Ce système plus complexe passe aussi par une mise en perspective du territoire. A plusieurs niveau « Biophilia » résonne avec les lieux de vie, qu’il s’agisse de Puerto Rico, où l’album a été composé, ou de l’Islande. On ressent l’humidité de l’un et la mélancolie de l’autre. Ce rapport intrinsèque avec le territoire place aussi« Biophilia » en perspective de crise actuelle de l’Islande, comme si Björk cherchait à démontrer que l’avenir du pays se loge dans un mix entre ses valeurs écologiques de toujours et son intégration au système mondial : ne pas avoir peur des mutations, mais ne jamais non plus se renier.
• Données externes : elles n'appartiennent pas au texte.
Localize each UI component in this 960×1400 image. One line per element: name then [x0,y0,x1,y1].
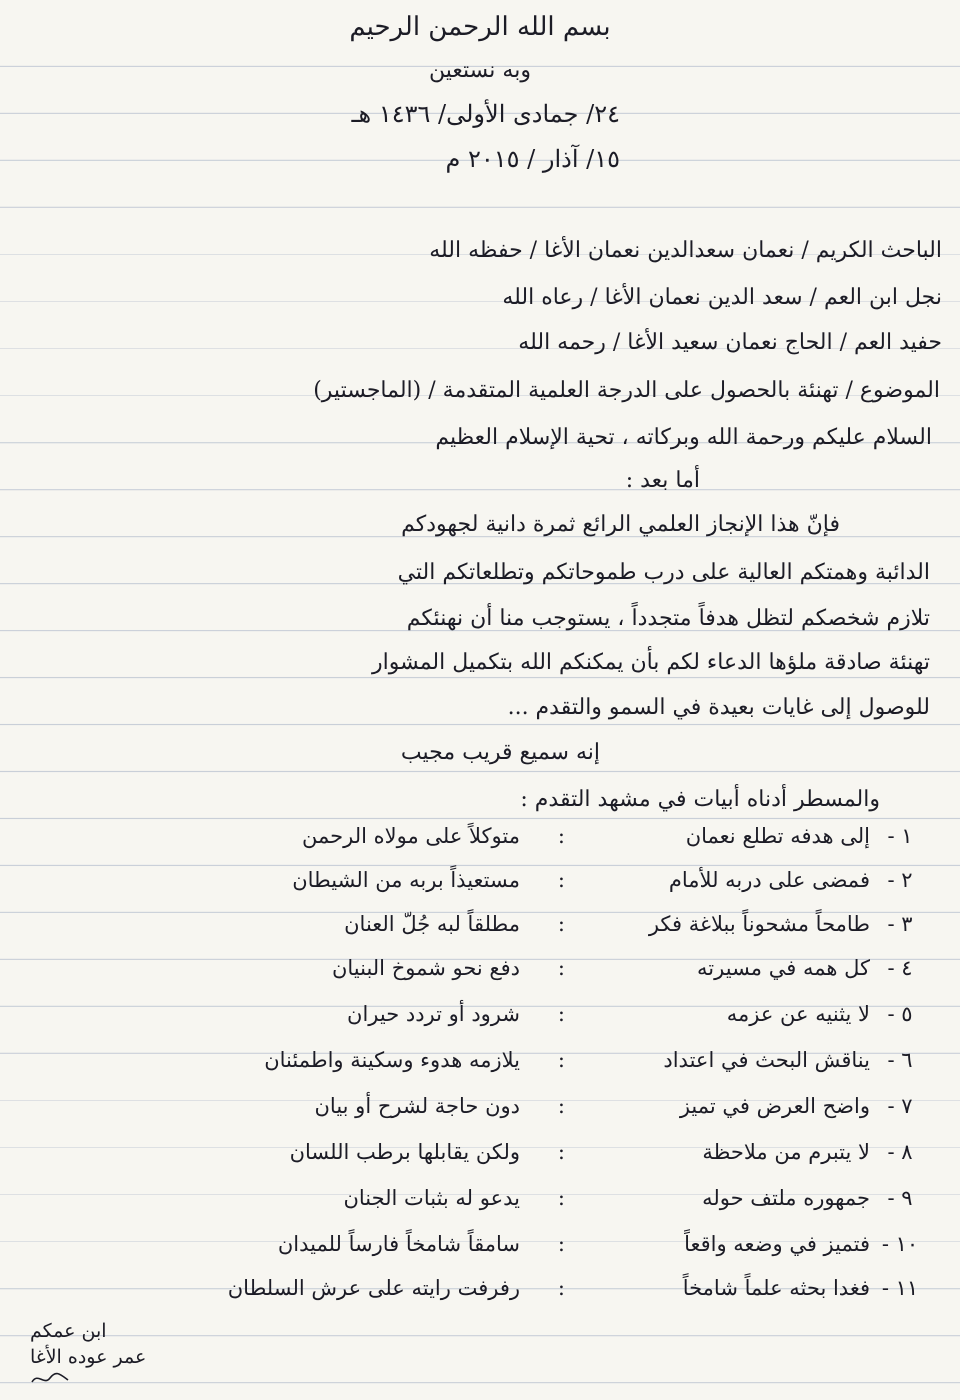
verse-number: ٦ - [887,1048,913,1072]
verse-number: ٤ - [887,956,913,980]
verse-second-half: متوكلاً على مولاه الرحمن [302,824,520,848]
verse-row [0,956,960,996]
verse-separator: : [557,1232,565,1256]
addressee-line: نجل ابن العم / سعد الدين نعمان الأغا / رعاه الله [502,285,942,310]
verse-row [0,912,960,952]
verse-first-half: فمضى على دربه للأمام [668,868,870,892]
verse-separator: : [557,1002,565,1026]
verse-second-half: يدعو له بثبات الجنان [343,1186,520,1210]
verse-first-half: طامحاً مشحوناً ببلاغة فكر [648,912,870,936]
verse-number: ١١ - [881,1276,919,1300]
verse-row [0,1186,960,1226]
verse-second-half: مطلقاً لبه جُلّ العنان [344,912,520,936]
greeting-line: السلام عليكم ورحمة الله وبركاته ، تحية الإسلام العظيم [435,425,932,450]
verse-separator: : [557,1140,565,1164]
signature-mark [30,1370,230,1396]
verse-number: ١٠ - [881,1232,919,1256]
verse-number: ٢ - [887,868,913,892]
paragraph-line: فإنّ هذا الإنجاز العلمي الرائع ثمرة دانية لجهودكم [401,512,840,537]
verse-second-half: رفرفت رايته على عرش السلطان [227,1276,520,1300]
verse-second-half: دون حاجة لشرح أو بيان [314,1094,520,1118]
verse-row [0,1094,960,1134]
verse-row [0,824,960,864]
verse-second-half: سامقاً شامخاً فارساً للميدان [277,1232,520,1256]
verse-separator: : [557,912,565,936]
verse-separator: : [557,1276,565,1300]
verse-row [0,1140,960,1180]
verse-second-half: ولكن يقابلها برطب اللسان [289,1140,520,1164]
verse-number: ٧ - [887,1094,913,1118]
verse-first-half: لا يتبرم من ملاحظة [702,1140,870,1164]
subline: وبه نستعين [429,58,531,83]
verse-number: ٨ - [887,1140,913,1164]
basmala-heading: بسم الله الرحمن الرحيم [349,12,611,42]
verse-separator: : [557,824,565,848]
verses-intro: والمسطر أدناه أبيات في مشهد التقدم : [520,787,880,812]
verse-number: ٥ - [887,1002,913,1026]
verse-first-half: لا يثنيه عن عزمه [726,1002,870,1026]
paragraph-line: تهنئة صادقة ملؤها الدعاء لكم بأن يمكنكم الله بتكميل المشوار [371,650,930,675]
verse-first-half: كل همه في مسيرته [697,956,870,980]
verse-second-half: شرود أو تردد حيران [347,1002,520,1026]
verse-first-half: يناقش البحث في اعتداد [663,1048,870,1072]
verse-first-half: إلى هدفه تطلع نعمان [685,824,870,848]
verse-number: ٩ - [887,1186,913,1210]
amma-baad: أما بعد : [625,468,700,493]
verse-separator: : [557,1186,565,1210]
paragraph-line: الدائبة وهمتكم العالية على درب طموحاتكم وتطلعاتكم التي [397,560,930,585]
verse-separator: : [557,1094,565,1118]
paragraph-line: تلازم شخصكم لتظل هدفاً متجدداً ، يستوجب منا أن نهنئكم [406,606,930,631]
paragraph-line: للوصول إلى غايات بعيدة في السمو والتقدم ... [507,695,930,720]
verse-row [0,1048,960,1088]
signature-name: عمر عوده الأغا [30,1346,147,1368]
verse-first-half: فتميز في وضعه واقعاً [684,1232,870,1256]
verse-number: ١ - [887,824,913,848]
verse-second-half: يلازمه هدوء وسكينة واطمئنان [264,1048,520,1072]
verse-separator: : [557,1048,565,1072]
subject-line: الموضوع / تهنئة بالحصول على الدرجة العلمية المتقدمة / (الماجستير) [313,378,940,403]
verse-second-half: دفع نحو شموخ البنيان [331,956,520,980]
closing-prayer: إنه سميع قريب مجيب [400,740,600,765]
addressee-line: الباحث الكريم / نعمان سعدالدين نعمان الأغا / حفظه الله [429,238,942,263]
verse-first-half: واضح العرض في تميز [679,1094,870,1118]
verse-row [0,868,960,908]
addressee-line: حفيد العم / الحاج نعمان سعيد الأغا / رحمه الله [518,330,942,355]
signature-line: ابن عمكم [30,1320,107,1342]
verse-first-half: جمهوره ملتف حوله [702,1186,870,1210]
verse-second-half: مستعيذاً بربه من الشيطان [292,868,520,892]
verse-separator: : [557,956,565,980]
verse-row [0,1232,960,1272]
verse-first-half: فغدا بحثه علماً شامخاً [682,1276,870,1300]
handwritten-signature-icon [30,1370,70,1388]
verse-separator: : [557,868,565,892]
verse-row [0,1002,960,1042]
verse-row [0,1276,960,1316]
date-hijri: ٢٤/ جمادى الأولى/ ١٤٣٦ هـ [351,100,620,128]
date-gregorian: ١٥/ آذار / ٢٠١٥ م [445,145,620,173]
verse-number: ٣ - [887,912,913,936]
signature-block [30,1318,230,1396]
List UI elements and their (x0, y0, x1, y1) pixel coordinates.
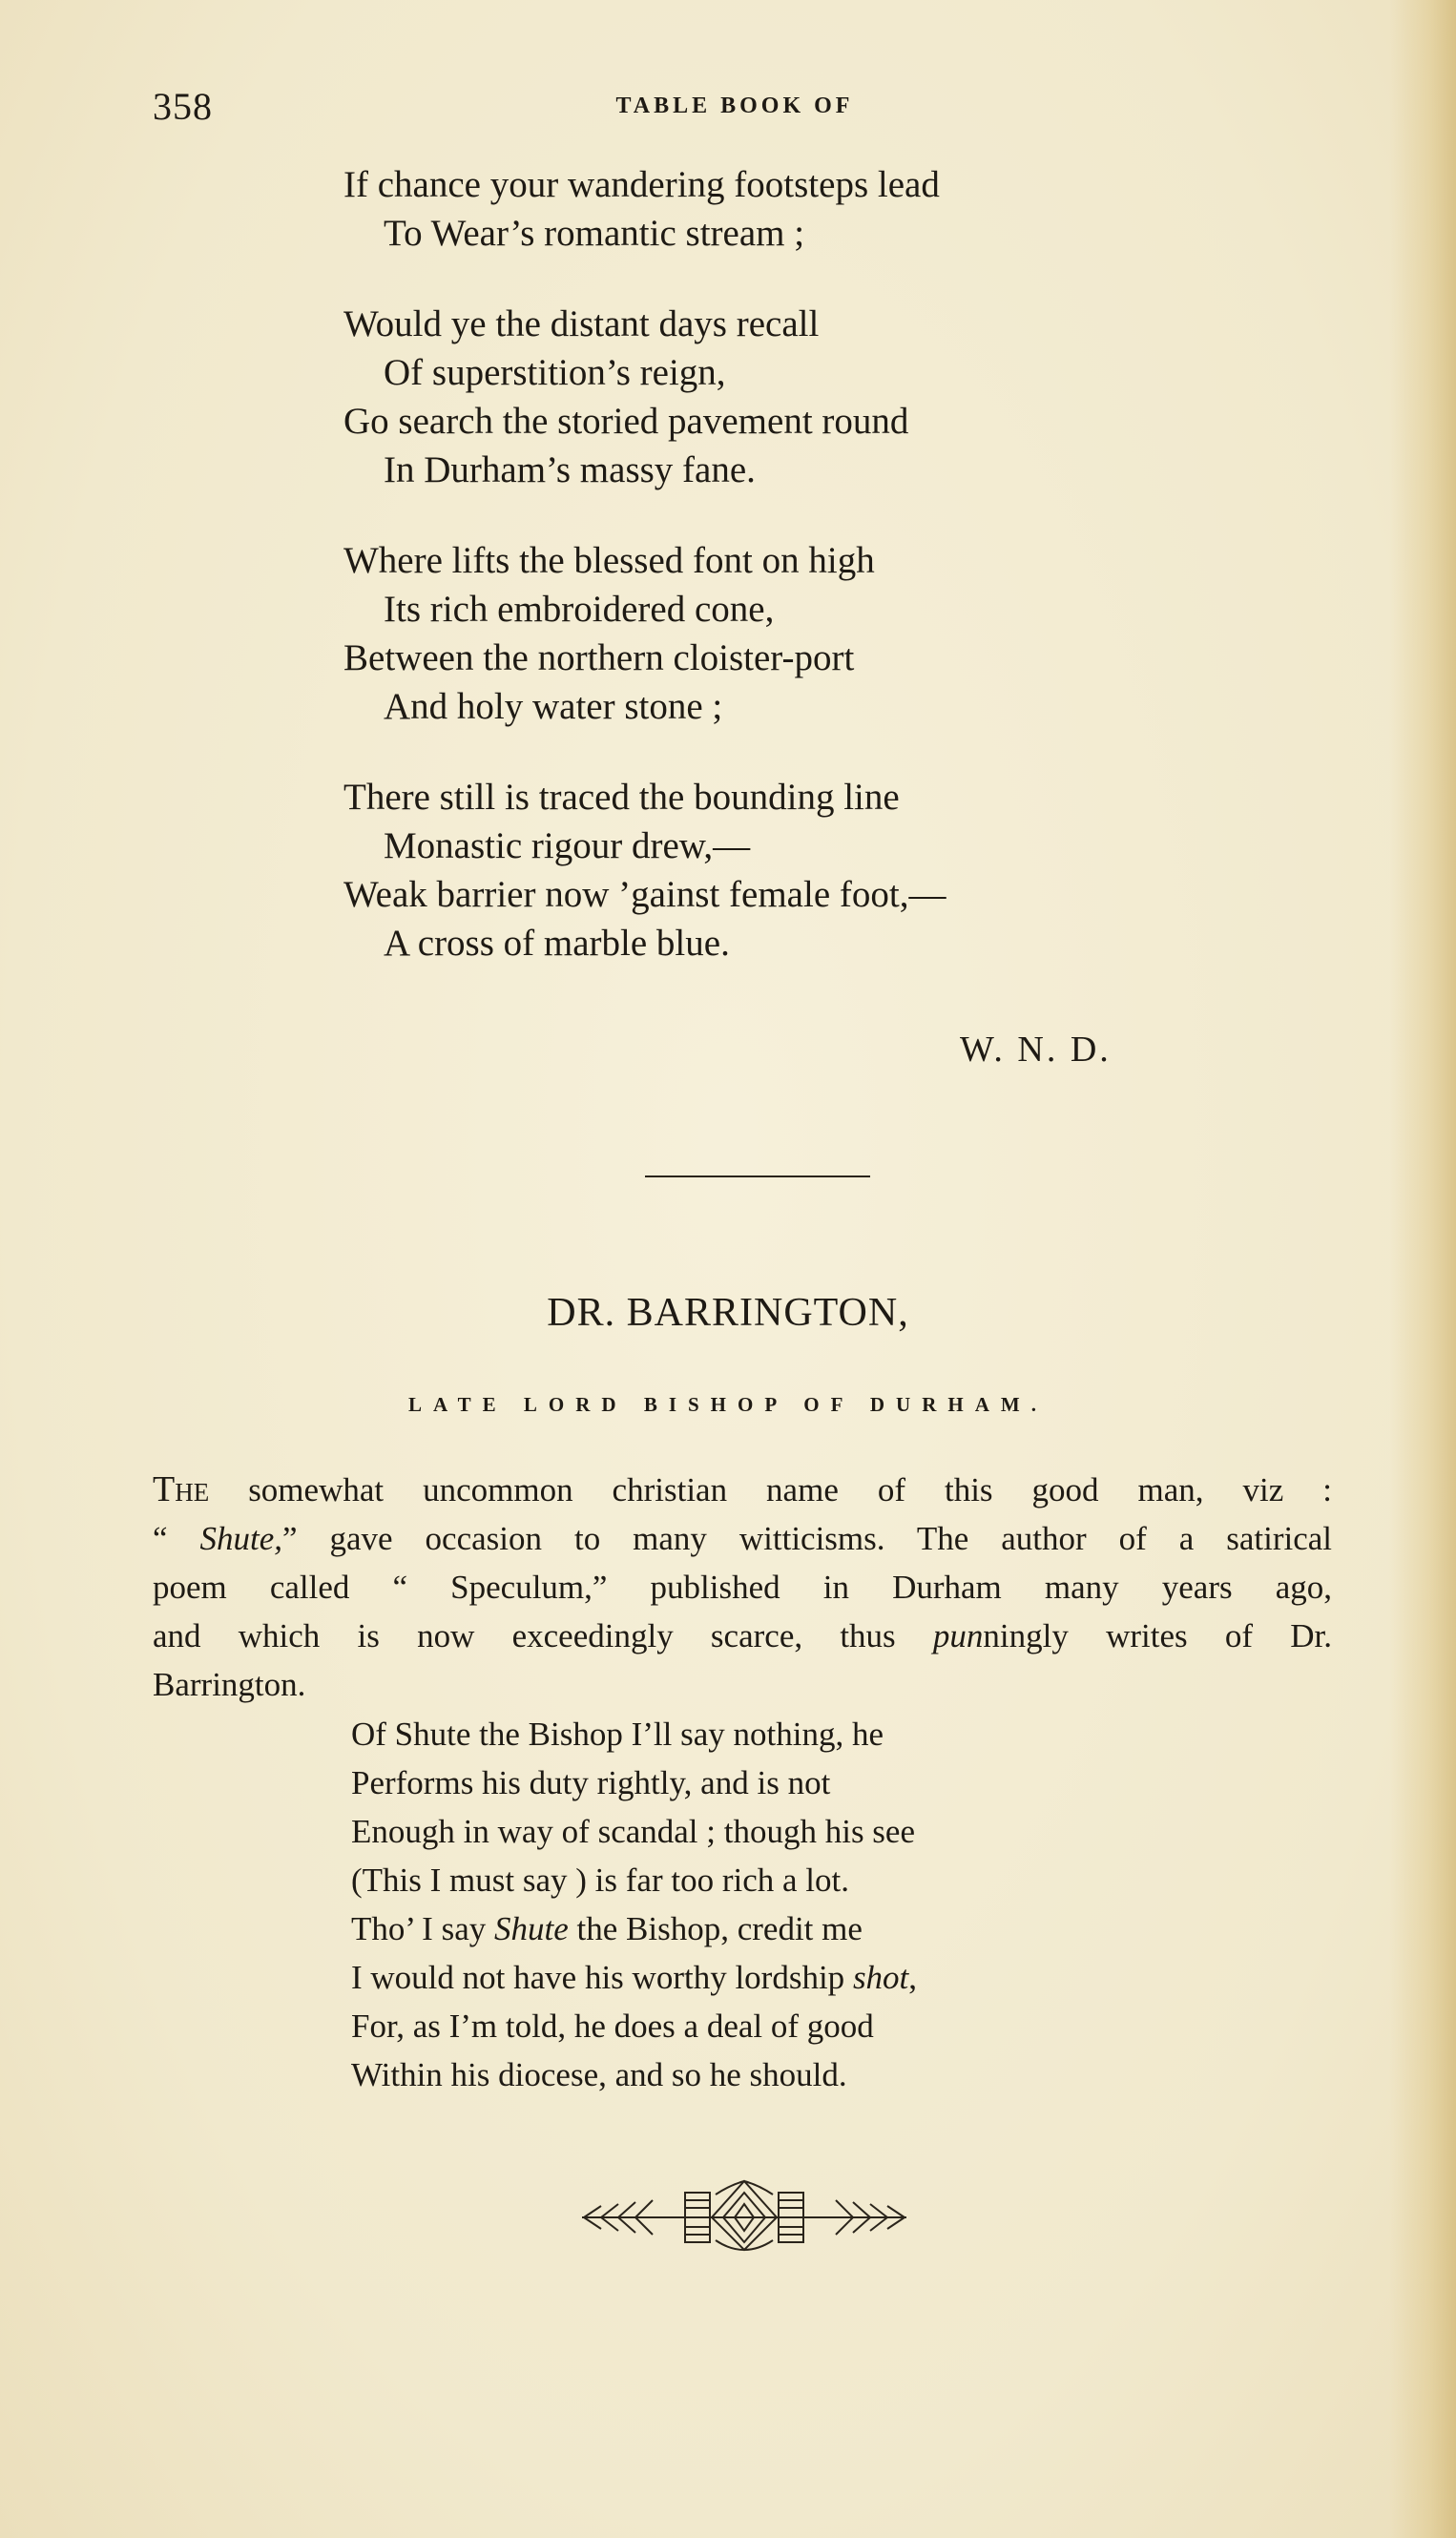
verse-line: Performs his duty rightly, and is not (351, 1764, 831, 1801)
poem-line: Between the northern cloister-port (343, 637, 855, 678)
poem-line: And holy water stone ; (384, 686, 723, 727)
poem (343, 160, 946, 1009)
paragraph-line (153, 1514, 1332, 1563)
poem-line: A cross of marble blue. (384, 923, 730, 964)
paragraph-text: somewhat uncommon christian name of this good man, viz : (209, 1471, 1332, 1508)
page-edge-shading (1389, 0, 1456, 2538)
italic-name: Shute, (199, 1520, 283, 1557)
paragraph-text: and which is now exceedingly scarce, thus (153, 1617, 933, 1654)
paragraph-line (153, 1612, 1332, 1660)
open-quote: “ (153, 1520, 200, 1557)
poem-line: Weak barrier now ’gainst female foot,— (343, 874, 946, 915)
verse-line: Within his diocese, and so he should. (351, 2056, 847, 2093)
article-subtitle: LATE LORD BISHOP OF DURHAM. (408, 1393, 1048, 1416)
verse-line (351, 1953, 917, 2002)
close-quote: ” (282, 1520, 298, 1557)
article-paragraph (153, 1466, 1332, 1709)
stanza (343, 160, 946, 258)
poem-line: If chance your wandering footsteps lead (343, 164, 940, 205)
poem-line: To Wear’s romantic stream ; (384, 213, 805, 254)
poem-line: Would ye the distant days recall (343, 303, 820, 344)
running-head: TABLE BOOK OF (615, 94, 854, 118)
verse-line: (This I must say ) is far too rich a lot. (351, 1862, 849, 1899)
paragraph-text: ningly writes of Dr. (983, 1617, 1332, 1654)
italic-pun: shot (852, 1959, 909, 1996)
verse-line: Enough in way of scandal ; though his see (351, 1813, 916, 1850)
verse-text: Tho’ I say (351, 1910, 494, 1947)
decorative-tailpiece-icon (572, 2175, 916, 2252)
article-title: DR. BARRINGTON, (547, 1291, 909, 1335)
verse-line (351, 1904, 917, 1953)
verse-text: , (908, 1959, 918, 1996)
poem-line: Monastic rigour drew,— (384, 825, 751, 866)
verse-text: I would not have his worthy lordship (351, 1959, 853, 1996)
italic-name: Shute (494, 1910, 569, 1947)
italic-pun: pun (932, 1617, 984, 1654)
section-divider (645, 1175, 870, 1177)
poem-line: In Durham’s massy fane. (384, 449, 756, 490)
poem-line: Where lifts the blessed font on high (343, 540, 875, 581)
poem-signature: W. N. D. (960, 1030, 1112, 1070)
page-number: 358 (153, 85, 213, 128)
verse-line: For, as I’m told, he does a deal of good (351, 2008, 874, 2045)
stanza (343, 300, 946, 494)
stanza (343, 773, 946, 967)
page-header (153, 84, 1317, 132)
paragraph-text: gave occasion to many witticisms. The author of a satirical (297, 1520, 1332, 1557)
paragraph-line: poem called “ Speculum,” published in Durham many years ago, (153, 1569, 1332, 1606)
stanza (343, 536, 946, 731)
drop-word: The (153, 1469, 210, 1509)
verse-text: the Bishop, credit me (568, 1910, 863, 1947)
paragraph-line (153, 1466, 1332, 1514)
quoted-verse (351, 1710, 917, 2099)
poem-line: Go search the storied pavement round (343, 401, 909, 442)
poem-line: There still is traced the bounding line (343, 777, 900, 818)
poem-line: Of superstition’s reign, (384, 352, 726, 393)
paragraph-line: Barrington. (153, 1666, 306, 1703)
verse-line: Of Shute the Bishop I’ll say nothing, he (351, 1716, 884, 1753)
poem-line: Its rich embroidered cone, (384, 589, 775, 630)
Alors oui, il y a bien sûr une forme de prétention à vouloir concilier dans le même disque un département de recherche et développement en musicologie et une chair de philosophie écologico-musicale – et c’est probablement pour cela que Björk tempère le sérieux de ses réflexions par une imagerie grandiloquente et des instrumentations réalisées par des armées de jouets en mouvement –, mais quelque-soit la manière dont on nuance ces ambitions, « Biophilia » s’impose comme une œuvre riche, cohérente et fidèle à une vision, et comme l’étape logique faisant suite à « Vespertine ».
Le générateur de la ville vient de lâcher, les batteries se secours viennent de s’enclencher, on allume une bougie et on s’allonge sur le parquet végétal de notre prison céleste. L’air est frais et dense. Dans l’obscurité naissante, les dernières notes de « Solstice » nous font prendre conscience de notre humanité et de la matérialisation de celle-ci au travers de circuits électriques ; et enfin on s’endort avec la certitude que demain n’est pas la fin.